Along with Daniel Garber, Redfield (shortly to be the subject of a catalogue raisonné) has emerged as the ace in the New Hope pack. He was on form again on December 5 when his 2ft 2in x 2ft 8in (66 x 81cm) oil Under the Laurel sold at $270,000 (£139,200).

This market-fresh view of a snow-laden babbling brook included a letter from the artist to the original purchaser dated April 1928 in which he waxes on his fondness for the spot "one fourth mile from my studio on the Johnson Farm".

Specialist Alasdair Nichol - who has worked hard to cultivate interest in the PAFA beyond its back door - was also pleased to see among half a dozen artist records from the PAFA second string. These included a new high for Redfield pupil George William Sotter (1879-1953), whose winter nocturne The Village Road signed and dated 1938 sold at $200,000 (£103,100), and $180,000 (£92,800) for The Delaware - Reflections, c.1926 by Fern Isabel Coppedge (1883-1951).

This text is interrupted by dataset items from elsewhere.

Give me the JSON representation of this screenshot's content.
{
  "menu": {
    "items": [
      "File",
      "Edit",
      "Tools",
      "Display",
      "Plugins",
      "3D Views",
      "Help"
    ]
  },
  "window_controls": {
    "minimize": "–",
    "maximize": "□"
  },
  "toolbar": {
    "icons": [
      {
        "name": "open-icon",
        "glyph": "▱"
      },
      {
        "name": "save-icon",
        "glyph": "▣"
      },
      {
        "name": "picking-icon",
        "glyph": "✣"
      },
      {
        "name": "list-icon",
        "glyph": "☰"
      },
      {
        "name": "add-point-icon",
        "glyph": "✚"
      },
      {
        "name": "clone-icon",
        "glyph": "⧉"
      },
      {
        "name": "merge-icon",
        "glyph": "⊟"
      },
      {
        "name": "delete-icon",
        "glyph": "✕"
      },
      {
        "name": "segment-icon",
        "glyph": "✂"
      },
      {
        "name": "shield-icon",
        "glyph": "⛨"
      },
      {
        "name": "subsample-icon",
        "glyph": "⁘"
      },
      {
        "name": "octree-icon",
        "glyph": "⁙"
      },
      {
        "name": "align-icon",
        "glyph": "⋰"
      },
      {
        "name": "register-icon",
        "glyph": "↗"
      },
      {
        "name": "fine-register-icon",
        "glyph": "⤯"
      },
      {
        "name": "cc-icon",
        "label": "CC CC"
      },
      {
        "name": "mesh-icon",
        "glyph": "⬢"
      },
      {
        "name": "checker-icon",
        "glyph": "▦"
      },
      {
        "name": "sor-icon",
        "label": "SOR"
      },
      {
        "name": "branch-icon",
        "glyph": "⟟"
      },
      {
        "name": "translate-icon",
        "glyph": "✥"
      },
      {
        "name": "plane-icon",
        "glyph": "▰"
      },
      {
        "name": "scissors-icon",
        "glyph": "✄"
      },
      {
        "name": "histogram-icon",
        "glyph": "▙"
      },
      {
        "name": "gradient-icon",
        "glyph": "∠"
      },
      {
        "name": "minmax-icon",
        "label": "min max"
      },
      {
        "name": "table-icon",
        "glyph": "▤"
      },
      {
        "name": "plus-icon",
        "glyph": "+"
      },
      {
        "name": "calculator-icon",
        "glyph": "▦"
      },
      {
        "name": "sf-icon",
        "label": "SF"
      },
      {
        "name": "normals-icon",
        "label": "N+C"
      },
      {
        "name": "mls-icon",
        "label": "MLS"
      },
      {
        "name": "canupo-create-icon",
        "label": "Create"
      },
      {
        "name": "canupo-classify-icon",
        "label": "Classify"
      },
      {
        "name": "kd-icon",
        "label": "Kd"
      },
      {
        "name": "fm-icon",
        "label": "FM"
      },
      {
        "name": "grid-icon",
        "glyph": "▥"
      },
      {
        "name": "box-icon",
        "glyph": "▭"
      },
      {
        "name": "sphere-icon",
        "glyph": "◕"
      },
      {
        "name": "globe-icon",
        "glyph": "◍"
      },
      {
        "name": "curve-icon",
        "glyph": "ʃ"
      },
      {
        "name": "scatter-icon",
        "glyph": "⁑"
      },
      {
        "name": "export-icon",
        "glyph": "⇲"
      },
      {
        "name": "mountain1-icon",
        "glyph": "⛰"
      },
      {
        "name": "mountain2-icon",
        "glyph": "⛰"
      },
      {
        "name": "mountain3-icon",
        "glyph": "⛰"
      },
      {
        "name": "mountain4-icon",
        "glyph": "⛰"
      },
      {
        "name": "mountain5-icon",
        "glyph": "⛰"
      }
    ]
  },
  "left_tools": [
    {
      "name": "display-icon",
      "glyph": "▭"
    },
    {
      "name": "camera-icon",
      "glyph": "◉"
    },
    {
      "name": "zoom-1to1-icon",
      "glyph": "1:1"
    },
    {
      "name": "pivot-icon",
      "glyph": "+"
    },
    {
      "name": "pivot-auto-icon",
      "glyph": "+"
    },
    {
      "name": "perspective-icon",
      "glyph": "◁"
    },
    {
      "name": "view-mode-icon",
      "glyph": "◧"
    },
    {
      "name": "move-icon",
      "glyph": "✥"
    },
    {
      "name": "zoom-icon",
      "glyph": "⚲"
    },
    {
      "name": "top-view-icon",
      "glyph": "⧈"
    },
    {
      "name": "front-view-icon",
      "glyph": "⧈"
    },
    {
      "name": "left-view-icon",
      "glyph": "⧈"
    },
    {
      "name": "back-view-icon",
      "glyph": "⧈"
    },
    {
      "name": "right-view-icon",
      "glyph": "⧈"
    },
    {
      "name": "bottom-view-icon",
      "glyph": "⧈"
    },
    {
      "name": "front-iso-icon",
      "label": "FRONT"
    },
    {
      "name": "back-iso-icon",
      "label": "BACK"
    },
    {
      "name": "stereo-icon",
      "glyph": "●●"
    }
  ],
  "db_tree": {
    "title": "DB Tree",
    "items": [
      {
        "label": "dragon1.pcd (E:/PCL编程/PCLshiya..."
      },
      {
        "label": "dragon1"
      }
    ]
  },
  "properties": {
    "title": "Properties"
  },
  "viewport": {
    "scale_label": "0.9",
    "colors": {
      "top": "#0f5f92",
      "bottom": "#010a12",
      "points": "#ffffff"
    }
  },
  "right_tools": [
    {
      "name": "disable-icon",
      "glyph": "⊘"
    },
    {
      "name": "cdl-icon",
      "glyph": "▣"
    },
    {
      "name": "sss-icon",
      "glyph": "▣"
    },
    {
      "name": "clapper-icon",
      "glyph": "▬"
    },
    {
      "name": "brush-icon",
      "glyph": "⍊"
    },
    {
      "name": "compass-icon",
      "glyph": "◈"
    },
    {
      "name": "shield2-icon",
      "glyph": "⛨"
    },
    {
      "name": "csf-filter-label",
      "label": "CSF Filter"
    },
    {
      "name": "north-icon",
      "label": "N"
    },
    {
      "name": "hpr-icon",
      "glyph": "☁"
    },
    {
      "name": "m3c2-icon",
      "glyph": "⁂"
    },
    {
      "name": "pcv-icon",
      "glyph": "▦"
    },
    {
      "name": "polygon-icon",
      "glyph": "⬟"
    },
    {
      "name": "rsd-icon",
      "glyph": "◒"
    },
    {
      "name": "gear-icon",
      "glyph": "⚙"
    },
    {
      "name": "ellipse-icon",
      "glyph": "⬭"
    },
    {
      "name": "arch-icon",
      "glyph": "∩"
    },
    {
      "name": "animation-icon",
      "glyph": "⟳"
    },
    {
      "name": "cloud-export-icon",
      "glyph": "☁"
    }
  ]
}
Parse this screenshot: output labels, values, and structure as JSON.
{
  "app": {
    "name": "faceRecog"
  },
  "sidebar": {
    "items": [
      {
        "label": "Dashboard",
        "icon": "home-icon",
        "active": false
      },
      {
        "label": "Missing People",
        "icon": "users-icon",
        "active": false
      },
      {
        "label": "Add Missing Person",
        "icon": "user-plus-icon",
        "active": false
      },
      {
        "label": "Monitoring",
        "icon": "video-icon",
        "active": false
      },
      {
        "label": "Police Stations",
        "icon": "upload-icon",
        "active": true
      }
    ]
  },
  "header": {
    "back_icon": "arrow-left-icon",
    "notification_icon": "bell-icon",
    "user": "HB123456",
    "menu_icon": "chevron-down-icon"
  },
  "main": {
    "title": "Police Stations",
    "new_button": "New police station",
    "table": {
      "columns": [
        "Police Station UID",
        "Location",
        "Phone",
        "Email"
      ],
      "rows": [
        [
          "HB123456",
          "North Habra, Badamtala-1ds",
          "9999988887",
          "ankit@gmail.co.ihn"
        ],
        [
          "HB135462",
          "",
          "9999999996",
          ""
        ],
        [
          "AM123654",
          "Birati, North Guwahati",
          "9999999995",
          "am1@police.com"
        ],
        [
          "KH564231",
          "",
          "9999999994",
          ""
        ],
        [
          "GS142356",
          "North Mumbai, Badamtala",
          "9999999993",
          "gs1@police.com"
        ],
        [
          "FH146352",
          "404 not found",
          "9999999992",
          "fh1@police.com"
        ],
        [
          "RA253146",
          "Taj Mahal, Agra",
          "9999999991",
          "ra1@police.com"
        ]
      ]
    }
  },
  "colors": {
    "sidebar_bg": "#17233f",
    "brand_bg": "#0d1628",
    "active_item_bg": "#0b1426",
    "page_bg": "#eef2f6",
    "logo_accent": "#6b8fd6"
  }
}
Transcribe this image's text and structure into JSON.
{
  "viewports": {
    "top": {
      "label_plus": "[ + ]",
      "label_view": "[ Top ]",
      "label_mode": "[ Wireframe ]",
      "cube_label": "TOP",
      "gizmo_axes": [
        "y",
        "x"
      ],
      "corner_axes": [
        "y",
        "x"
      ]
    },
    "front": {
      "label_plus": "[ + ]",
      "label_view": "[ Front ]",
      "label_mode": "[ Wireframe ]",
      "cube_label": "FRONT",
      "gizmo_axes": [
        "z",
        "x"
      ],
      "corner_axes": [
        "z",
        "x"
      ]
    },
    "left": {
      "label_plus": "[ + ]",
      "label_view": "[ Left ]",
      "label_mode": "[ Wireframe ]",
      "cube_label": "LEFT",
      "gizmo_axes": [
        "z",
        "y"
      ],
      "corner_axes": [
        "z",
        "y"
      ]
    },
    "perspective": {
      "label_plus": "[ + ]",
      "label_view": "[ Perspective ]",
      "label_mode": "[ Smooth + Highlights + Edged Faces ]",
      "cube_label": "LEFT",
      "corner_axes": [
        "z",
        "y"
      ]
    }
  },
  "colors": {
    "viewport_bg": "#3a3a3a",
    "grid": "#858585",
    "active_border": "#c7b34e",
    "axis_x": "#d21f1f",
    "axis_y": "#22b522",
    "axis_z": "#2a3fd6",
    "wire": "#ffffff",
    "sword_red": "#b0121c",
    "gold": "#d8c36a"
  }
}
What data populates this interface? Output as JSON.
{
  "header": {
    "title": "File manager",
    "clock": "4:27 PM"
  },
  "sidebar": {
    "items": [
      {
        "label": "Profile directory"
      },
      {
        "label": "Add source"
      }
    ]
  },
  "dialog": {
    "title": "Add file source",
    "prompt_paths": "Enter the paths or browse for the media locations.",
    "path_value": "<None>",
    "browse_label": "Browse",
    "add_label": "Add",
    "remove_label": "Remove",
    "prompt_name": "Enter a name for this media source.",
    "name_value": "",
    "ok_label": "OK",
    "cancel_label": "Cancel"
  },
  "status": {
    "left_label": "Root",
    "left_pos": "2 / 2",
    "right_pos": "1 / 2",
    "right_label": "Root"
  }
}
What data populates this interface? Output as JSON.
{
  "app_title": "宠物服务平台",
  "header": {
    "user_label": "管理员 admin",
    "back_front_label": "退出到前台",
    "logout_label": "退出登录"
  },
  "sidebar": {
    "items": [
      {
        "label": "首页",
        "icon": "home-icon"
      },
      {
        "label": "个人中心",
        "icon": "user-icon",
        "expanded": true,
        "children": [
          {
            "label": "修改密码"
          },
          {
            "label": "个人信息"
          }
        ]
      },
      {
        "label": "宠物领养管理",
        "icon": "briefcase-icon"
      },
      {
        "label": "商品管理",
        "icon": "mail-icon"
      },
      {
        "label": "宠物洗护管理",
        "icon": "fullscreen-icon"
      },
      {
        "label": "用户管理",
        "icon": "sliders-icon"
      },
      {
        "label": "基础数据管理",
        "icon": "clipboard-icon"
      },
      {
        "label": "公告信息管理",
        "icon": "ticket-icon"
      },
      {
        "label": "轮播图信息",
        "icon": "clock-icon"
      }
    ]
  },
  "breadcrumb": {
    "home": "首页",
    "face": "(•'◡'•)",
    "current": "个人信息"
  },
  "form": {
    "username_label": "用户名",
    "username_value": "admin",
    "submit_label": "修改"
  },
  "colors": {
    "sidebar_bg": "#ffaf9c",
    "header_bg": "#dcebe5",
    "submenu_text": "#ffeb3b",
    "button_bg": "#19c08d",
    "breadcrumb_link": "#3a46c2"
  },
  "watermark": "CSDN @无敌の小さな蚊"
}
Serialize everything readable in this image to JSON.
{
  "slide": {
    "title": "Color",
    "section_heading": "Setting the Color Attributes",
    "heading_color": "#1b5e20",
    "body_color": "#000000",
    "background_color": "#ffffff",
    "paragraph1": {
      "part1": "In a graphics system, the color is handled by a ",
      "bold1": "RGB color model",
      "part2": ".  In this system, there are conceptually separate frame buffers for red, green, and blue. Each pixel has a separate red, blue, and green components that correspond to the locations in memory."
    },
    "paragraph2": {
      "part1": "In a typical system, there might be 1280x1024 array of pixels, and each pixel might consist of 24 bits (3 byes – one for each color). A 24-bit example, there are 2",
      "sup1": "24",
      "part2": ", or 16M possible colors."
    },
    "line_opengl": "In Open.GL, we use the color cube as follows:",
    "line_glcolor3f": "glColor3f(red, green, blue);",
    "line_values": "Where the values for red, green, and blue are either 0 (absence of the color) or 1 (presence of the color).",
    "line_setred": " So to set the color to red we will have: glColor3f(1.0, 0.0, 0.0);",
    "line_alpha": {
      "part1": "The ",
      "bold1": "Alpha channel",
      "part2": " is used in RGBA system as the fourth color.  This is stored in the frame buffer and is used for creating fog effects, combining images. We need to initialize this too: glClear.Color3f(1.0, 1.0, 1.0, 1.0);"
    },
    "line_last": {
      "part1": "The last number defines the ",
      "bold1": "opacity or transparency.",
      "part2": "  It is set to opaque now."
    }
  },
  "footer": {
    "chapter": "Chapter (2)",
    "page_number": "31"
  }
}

However, for sheer painterly effect a personal favourite was a vibrant 1908 sketch of a French landscape by Arthur Beecher Carles (1882-1952). With its experimental blocks of colour, this small oil on board, 7 1/4 by 9 1/4in (18 x 23cm), underlined why Carles, who died in obscurity plagued by alcoholism, was regarded as such a pioneer early in the century and is seen now as a precursor of Abstract Expressionism. It doubled hopes at $18,000 (£9300).